Sourcebook for GURPS game system

GURPS Humanx, "Roleplaying in Alan Dean Foster's Humanx Commonwealth", is a science fiction sourcebook for the GURPS (Generic Universal Role-Playing System), written by Curtis M. Scott, and published by Steve Jackson Games in 1987. It is based on the Humanx series of science fiction novels by Alan Dean Foster.

==Contents==
GURPS Humanx is a sourcebook that uses the second edition GURPS rules to define how to role-play within Foster's interstellar commonwealth of humans and the Thranx, allied insectoid aliens. The book is divided into eight sections:
1. Introduction
2. Humanx history: A history of the Humanx Commonwealth
3. Commonwealth Gazetteer: Descriptions of the mains worlds of the Commonwealth, their cultures, history, indigenous plant and animal life, and sapient lifeforms. It also includes scenario suggestions for the gamemaster.
4. Characters: Rules for character creation
5. Psionics: Rules for psionics
6. Spacecraft: Different types of spacecraft, and rules for spacecraft combat

The book also includes an introductory scenario set on the world of Moth, "A Message for Malaika". Several appendices list notable characters from the novels, contain space maps and include a summary of Foster's novels.

==Publication history==
Alan Dean Foster wrote his first Humanx novel, The Tar-Aiym Krang, in 1972. By 1987, this had expanded to thirteen novels and a number of short stories. That was the year that Steve Jackson Games (SJG) acquired a license to create a Humanx role-playing game. The result was GURPS Humanx, a 96-page book written by Curtis M. Scott with Mary Scot and J. David George, with cover art by Michael Whelan — taken from Whalen's cover art for the Ballantine Books edition of Foster's novel Nor Crystal Tears — and interior art by Daniel E. Carroll, Steve Crompton, Michael A. Goodwin, C. Bradford Gorby, Jennell Jaquays, Denis Loubet, Michael Surbrook, Jason Waltrip, John D. Waltrip, George Webber, and Dan Willem.

==Reception==
In Issue eight of Gateways, Alan Berkson called this "a detailed guide to this intriguing universe" and noted the marginalia that "contain useful tidbits of background information which highlight portions of the main sections." Berkson liked the depth of detail in the character generation rules, noting they outline "all the necessities for providing a character with background and gainful employment."

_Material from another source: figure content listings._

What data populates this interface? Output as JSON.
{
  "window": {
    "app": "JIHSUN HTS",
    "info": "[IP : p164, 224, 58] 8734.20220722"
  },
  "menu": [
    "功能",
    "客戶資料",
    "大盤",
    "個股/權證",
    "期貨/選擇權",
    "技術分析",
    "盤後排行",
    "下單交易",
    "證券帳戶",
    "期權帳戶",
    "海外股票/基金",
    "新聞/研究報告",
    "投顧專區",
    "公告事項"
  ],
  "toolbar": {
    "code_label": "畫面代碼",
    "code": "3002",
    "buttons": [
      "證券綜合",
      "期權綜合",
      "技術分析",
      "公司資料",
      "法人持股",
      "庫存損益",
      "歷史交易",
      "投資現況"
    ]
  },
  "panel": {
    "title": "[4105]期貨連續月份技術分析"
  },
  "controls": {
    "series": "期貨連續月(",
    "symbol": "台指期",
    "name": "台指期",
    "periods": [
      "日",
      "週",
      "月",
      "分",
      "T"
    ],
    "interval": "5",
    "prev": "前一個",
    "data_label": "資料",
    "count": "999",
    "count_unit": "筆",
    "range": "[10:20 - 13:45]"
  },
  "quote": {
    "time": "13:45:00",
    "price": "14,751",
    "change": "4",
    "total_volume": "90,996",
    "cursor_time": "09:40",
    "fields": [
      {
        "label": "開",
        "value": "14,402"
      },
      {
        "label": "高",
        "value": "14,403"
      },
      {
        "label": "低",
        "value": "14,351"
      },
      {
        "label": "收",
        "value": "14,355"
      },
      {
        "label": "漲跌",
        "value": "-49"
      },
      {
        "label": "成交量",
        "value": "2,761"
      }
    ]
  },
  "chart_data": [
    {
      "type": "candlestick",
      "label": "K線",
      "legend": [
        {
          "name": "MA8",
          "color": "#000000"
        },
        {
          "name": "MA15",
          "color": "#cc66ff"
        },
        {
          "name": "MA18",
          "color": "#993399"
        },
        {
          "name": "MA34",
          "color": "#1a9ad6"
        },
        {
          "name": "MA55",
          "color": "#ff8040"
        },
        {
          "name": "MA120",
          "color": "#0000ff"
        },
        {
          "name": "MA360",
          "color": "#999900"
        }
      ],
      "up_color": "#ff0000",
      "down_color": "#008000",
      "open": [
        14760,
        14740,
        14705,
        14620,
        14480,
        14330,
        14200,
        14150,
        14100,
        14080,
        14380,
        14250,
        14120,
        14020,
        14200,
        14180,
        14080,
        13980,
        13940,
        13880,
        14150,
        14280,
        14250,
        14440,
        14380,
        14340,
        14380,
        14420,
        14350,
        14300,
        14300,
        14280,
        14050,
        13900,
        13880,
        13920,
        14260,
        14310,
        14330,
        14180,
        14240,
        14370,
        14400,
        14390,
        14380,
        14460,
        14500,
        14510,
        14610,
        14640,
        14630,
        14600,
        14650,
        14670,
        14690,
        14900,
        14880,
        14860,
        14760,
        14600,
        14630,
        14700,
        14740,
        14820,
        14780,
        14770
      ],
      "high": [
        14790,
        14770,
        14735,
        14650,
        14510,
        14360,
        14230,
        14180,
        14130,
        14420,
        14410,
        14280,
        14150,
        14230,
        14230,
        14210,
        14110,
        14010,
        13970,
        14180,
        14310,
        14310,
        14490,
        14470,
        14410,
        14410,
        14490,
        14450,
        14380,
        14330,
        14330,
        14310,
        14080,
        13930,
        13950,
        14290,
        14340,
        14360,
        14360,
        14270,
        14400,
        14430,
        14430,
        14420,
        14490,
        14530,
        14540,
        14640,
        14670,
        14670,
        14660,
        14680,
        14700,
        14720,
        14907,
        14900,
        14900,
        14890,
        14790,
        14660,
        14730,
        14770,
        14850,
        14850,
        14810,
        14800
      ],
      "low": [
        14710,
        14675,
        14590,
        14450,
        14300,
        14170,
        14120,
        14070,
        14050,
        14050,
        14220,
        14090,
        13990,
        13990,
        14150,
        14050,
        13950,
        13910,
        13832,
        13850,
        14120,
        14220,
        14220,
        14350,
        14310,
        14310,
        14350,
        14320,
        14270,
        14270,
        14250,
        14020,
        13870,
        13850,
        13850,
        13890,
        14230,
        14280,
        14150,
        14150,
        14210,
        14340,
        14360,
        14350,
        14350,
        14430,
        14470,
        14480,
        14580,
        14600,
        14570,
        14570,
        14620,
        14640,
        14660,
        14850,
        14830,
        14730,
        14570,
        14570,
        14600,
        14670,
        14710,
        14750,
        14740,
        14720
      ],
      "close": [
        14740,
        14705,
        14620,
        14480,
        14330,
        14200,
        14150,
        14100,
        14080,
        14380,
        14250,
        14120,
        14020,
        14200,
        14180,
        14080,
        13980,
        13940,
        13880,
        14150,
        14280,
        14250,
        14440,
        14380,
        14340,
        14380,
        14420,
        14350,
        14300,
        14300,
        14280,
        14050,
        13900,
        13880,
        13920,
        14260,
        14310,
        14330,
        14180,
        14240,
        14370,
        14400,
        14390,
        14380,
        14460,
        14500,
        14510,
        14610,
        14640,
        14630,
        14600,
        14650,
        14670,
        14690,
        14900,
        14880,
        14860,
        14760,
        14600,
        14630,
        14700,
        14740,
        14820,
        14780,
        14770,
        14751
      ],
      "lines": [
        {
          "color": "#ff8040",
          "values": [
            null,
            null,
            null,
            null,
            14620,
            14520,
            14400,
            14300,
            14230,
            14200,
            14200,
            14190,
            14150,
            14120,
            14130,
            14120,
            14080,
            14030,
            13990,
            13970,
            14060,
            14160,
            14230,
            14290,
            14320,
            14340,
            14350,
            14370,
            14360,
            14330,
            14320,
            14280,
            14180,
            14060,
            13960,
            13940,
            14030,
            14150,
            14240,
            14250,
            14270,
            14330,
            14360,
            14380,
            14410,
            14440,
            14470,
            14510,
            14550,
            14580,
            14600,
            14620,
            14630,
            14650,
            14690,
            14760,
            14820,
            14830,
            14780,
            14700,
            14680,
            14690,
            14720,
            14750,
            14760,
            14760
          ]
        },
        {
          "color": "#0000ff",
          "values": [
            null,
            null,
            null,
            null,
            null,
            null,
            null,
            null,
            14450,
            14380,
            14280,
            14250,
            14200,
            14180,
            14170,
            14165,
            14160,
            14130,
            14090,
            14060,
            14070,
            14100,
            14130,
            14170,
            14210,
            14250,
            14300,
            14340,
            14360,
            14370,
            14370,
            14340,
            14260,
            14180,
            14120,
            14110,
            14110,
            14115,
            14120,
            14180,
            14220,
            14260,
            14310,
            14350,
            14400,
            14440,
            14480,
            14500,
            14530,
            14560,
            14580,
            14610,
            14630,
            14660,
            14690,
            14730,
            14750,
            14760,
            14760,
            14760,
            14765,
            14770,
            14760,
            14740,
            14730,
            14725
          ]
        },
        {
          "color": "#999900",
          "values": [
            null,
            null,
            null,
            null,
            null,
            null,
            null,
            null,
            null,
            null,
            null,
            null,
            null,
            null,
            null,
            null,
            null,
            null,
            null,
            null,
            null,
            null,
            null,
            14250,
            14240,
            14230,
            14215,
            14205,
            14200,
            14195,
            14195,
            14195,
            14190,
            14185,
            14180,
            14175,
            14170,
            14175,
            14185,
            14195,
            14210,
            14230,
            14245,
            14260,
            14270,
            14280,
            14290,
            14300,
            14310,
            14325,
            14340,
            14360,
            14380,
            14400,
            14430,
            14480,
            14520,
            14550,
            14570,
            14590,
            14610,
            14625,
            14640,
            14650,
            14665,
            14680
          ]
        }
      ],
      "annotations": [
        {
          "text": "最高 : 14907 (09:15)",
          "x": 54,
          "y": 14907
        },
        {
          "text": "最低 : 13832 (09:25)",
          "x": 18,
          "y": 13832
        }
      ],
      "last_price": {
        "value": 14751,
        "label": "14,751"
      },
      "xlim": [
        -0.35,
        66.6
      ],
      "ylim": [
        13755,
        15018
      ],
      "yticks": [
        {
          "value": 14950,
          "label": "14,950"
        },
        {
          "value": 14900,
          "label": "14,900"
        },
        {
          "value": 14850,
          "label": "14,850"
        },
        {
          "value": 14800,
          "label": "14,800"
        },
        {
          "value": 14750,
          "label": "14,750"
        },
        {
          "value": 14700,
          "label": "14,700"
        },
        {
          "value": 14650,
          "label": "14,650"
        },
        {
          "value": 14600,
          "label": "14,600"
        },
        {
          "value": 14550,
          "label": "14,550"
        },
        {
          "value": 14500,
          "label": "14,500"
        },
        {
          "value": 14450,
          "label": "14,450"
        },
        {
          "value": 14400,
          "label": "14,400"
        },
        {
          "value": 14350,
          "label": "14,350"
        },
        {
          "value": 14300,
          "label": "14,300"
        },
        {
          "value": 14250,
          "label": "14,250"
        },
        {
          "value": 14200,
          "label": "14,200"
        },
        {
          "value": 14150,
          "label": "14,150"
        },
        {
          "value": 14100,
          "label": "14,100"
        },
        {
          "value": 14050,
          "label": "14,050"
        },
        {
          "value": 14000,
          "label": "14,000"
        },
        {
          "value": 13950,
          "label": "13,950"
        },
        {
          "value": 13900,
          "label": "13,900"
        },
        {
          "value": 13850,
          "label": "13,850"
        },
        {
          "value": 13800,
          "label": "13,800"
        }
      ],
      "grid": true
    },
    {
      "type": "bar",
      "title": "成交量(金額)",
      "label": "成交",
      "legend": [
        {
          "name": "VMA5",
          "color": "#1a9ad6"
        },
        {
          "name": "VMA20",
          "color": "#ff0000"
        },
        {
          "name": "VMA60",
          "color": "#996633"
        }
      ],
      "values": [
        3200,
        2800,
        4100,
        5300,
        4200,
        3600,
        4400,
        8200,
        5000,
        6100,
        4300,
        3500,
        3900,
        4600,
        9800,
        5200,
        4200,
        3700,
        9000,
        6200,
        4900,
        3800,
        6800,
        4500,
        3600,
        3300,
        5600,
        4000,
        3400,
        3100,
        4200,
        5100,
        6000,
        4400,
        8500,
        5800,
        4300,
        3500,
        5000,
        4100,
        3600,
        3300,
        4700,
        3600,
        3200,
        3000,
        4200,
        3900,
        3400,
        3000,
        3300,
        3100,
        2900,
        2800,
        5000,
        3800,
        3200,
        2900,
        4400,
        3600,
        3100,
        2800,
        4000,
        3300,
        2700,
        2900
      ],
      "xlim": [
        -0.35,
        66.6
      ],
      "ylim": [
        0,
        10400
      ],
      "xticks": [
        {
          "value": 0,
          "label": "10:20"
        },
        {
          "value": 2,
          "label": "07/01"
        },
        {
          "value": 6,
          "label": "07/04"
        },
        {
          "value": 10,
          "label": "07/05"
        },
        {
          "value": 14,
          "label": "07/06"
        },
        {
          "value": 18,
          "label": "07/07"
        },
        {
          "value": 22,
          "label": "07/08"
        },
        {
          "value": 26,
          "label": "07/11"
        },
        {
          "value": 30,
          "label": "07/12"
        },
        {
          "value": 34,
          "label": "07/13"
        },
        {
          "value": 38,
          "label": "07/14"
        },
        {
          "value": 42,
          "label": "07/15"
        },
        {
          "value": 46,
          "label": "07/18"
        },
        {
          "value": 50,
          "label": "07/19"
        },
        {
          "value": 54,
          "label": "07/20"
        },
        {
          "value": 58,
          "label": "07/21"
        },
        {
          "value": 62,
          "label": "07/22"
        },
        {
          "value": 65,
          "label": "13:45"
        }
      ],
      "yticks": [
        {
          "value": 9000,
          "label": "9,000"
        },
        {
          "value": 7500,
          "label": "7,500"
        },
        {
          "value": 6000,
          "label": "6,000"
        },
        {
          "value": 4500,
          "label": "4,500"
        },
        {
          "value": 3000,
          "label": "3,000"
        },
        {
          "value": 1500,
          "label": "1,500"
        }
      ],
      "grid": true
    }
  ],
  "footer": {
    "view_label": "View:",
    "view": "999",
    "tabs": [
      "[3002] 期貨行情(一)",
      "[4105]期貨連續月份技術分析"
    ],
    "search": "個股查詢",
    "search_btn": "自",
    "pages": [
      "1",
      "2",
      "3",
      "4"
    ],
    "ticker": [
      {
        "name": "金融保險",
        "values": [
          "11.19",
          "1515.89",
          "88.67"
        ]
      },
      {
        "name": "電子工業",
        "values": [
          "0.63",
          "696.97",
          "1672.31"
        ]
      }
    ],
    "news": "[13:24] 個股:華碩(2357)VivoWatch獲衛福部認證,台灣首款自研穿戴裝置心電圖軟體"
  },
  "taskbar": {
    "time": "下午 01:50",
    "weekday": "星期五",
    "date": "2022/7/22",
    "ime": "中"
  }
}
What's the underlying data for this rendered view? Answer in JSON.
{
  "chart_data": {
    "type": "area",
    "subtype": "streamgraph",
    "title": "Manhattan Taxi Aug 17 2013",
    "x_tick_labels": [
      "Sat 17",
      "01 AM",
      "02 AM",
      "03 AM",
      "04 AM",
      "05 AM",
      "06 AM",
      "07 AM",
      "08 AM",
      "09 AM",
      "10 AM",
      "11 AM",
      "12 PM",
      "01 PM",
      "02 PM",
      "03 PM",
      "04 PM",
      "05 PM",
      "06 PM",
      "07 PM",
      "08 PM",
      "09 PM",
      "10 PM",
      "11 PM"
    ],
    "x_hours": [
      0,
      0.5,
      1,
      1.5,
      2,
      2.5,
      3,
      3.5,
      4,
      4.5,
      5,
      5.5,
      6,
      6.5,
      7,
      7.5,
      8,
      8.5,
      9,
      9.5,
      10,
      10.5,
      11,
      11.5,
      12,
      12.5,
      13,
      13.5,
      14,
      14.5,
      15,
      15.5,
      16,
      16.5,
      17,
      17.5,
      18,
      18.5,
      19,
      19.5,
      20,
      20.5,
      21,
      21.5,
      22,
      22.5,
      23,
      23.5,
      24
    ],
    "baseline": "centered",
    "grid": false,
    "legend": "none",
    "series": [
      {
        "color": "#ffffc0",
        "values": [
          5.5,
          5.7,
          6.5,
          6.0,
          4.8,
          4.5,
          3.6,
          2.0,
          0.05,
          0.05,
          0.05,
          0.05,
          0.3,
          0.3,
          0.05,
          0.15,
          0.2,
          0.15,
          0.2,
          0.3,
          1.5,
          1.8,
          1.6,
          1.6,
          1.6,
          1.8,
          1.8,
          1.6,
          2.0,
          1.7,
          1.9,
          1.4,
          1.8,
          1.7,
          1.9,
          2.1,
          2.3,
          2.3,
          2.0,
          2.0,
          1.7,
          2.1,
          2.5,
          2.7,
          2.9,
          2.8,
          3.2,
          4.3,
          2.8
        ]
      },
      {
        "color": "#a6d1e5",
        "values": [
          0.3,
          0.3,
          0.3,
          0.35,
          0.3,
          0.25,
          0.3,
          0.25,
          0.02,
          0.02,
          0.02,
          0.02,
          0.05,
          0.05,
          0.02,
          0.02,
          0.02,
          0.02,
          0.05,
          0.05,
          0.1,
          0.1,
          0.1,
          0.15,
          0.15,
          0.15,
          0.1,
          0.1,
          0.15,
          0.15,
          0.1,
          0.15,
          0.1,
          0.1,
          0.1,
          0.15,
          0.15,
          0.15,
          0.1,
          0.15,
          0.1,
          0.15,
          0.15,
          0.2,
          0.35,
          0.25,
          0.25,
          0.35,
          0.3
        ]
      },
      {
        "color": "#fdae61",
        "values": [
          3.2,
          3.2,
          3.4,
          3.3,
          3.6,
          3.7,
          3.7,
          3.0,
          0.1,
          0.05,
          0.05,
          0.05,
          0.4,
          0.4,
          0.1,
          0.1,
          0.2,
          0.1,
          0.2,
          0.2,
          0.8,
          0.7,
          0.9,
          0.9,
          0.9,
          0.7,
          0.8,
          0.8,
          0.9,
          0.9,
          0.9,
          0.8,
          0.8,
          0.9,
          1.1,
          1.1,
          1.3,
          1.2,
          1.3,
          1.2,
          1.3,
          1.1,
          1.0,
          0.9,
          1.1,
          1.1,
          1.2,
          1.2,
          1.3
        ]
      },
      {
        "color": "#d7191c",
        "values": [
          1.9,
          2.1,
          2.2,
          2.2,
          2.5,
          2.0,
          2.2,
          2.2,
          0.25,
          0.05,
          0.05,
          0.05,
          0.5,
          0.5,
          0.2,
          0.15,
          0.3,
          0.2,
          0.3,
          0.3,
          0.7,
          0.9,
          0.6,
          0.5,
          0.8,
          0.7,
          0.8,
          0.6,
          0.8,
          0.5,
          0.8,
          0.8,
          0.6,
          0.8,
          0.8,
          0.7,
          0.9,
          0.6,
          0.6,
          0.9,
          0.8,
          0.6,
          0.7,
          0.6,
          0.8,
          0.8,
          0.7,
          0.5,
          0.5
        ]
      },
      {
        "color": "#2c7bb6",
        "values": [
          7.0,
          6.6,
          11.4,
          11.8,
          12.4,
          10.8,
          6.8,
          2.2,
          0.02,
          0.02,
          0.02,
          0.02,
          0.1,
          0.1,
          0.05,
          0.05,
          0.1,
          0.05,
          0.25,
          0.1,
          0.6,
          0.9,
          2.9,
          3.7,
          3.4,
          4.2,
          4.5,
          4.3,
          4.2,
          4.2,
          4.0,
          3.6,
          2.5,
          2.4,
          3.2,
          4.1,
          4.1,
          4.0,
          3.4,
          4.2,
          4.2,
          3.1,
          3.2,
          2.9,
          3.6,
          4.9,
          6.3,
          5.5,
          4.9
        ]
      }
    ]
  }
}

In a retrospective review in Issue 12 of Diary of the Doctor Who Role-Playing Game, Nick Seidler called this, "one of the most utilitarian RPG supplements that we have seen. The overview of the whole Humanx setting is brilliant, and there is enough information in this product’s 96 pages to give a Game Master hundreds of ideas and modules within a futuristic setting." Seidler concluded by giving this game a rating of 4 out of 5, saying "The GURPS Humanx supplement may be an older product but it is well worth tracking down."

==Legacy==
The Space Gamer published a full-length GURPS Humanx adventure, "Doctor Niav's Papers", in their July–August 1989 issue.